Cabbage looper: These caterpillars are light to dark green with lighter colored stripes, along the side and on the top, running the length of the body. When mature, the worms are 1 ½ inches long. These caterpillars have only two pairs of fleshy prolegs on the abdomen, plus the pair on the back tip. When moving, the caterpillars move by arching the middle of the body, or "looping". These worms feed on leaves on the interior and lower portion of the plant. As defoliation occurs, worms feed higher in the plant. Feeding injury is similar to the cloverworm.

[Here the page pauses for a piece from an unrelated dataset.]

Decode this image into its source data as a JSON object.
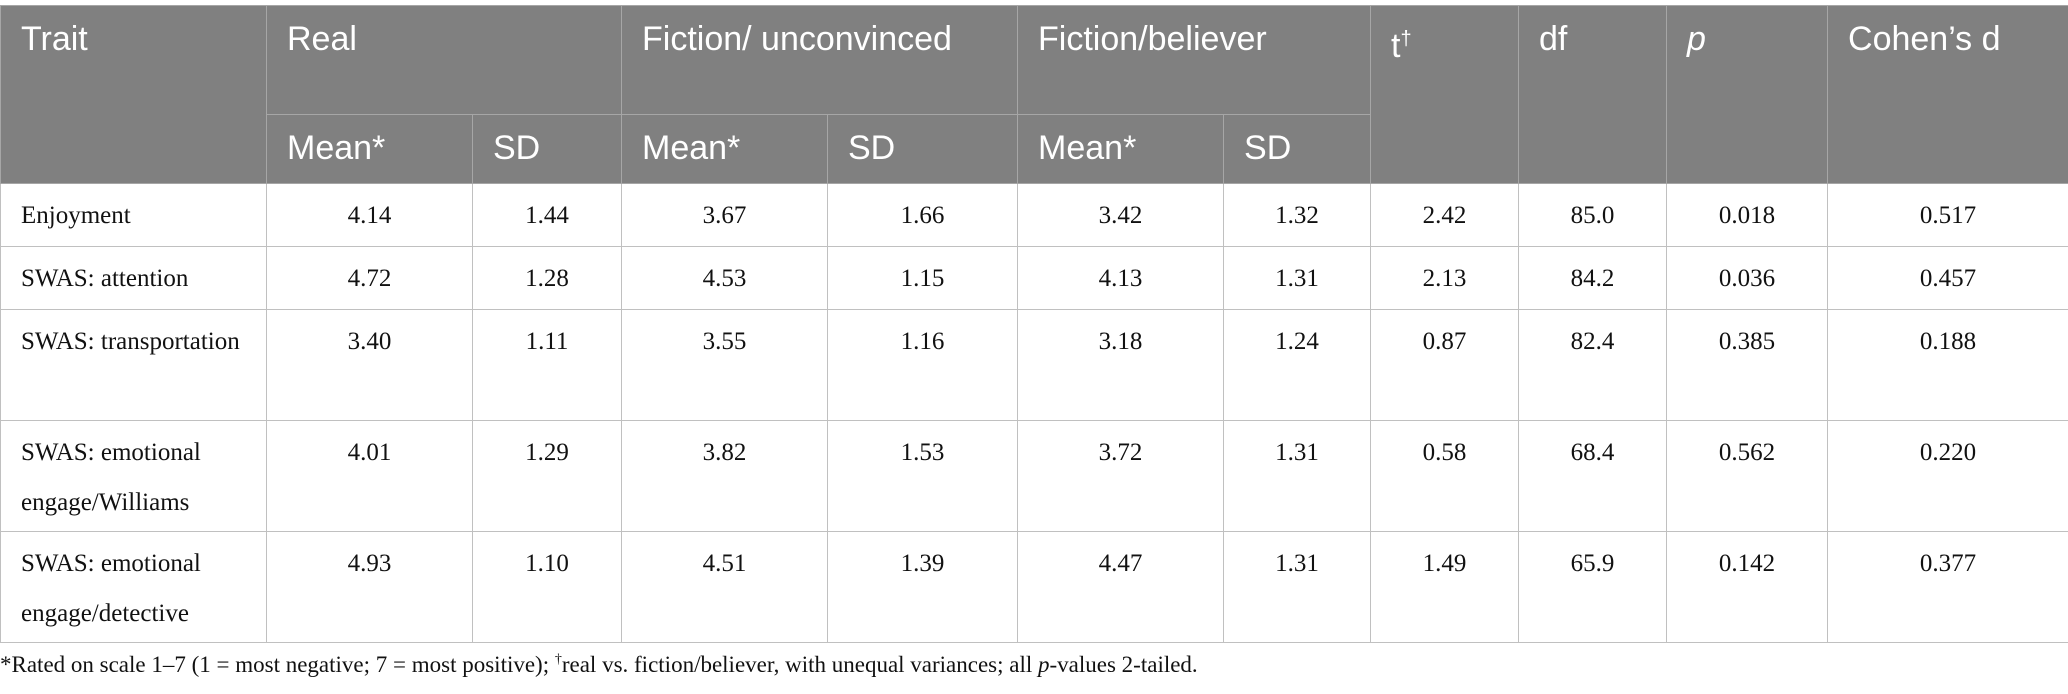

Velvetbean caterpillar: This insect does not overwinter in the region, instead, moths migrate from southern locations. These caterpillars have dark lines bordered by lighter colored, narrower lines running the length of the body. The background color ranges from a pale yellow-green to brown or black. These larvae have four pairs of fleshy prolegs to distinguish them from the cloverworm and the looper. Young velvetbean caterpillars feed on the underside of leaves in the upper portion of the plant. Older larvae consume the entire leaf, except for the leaf veins.

Thistle caterpillar: This insect is the larva of the butterfly known as the Painted Lady. This butterfly does not overwinter in the region, but migrates from southern locations each spring. These caterpillars are brown to black in color with yellow stripes along each side of the body. They are covered with spiny-hairs that give the caterpillar a prickly appearance. Full grown larvae are about 1 ½ inches long. The caterpillars feed on the leaves, webbing them together at the feeding site.

Alfalfa webworm: These larvae are 1-inch when full grown. They are greenish to nearly black with a light stripe that runs down the middle of the back. There are three dark spots, each with hairs, on the side of each segment. These larvae feed for about 3+ weeks. Infestations are characterized by light webbing over the leaves. Beneath the web is where the larvae feed, consuming the leaves. These larvae move very rapidly, forward or backward, when disturbed.
Threshold for foliage feeding caterpillars: Control of these different caterpillars is normally not warranted until greater than 30% of the foliage is destroyed. This usually requires an average infestation of 10 to 15 larvae per row foot.

In the northern plains, grasshopper egg hatch normally begins in late April to early May. Most grasshoppers emerge from eggs deposited in uncultivated ground. Bean growers should expect to find grasshoppers feeding first along bean field margins adjacent to these sites. Later infestations may develop when grasshopper adults migrate from harvested small grain fields. Grasshoppers will attack leaves and pods, creating holes. Due to these migrations, bean fields become sites for significant egg laying.

Grasshopper control is advised whenever 20 or more adults per square yard are found in field margins or 8 to 14 adults per square yard are occurring in the crop.

Seed corn maggot
Seed corn maggots attack bean seed, preventing sprouting or weakening seedlings. The yellowish white maggot is found burrowing in the seed or emerging stem. The adult flies emerge in spring when soil temperatures reach 50 degrees F. They deposit eggs in soil where there is abundant organic matter and decaying crop residue, or on the seed or seedling. Seed corn maggots are usually most severe in wet, cold seasons and on high organic matter soils.

When conditions are wet and cool or planting into high crop residue conditions, seed treatments will provide the best defense against injury.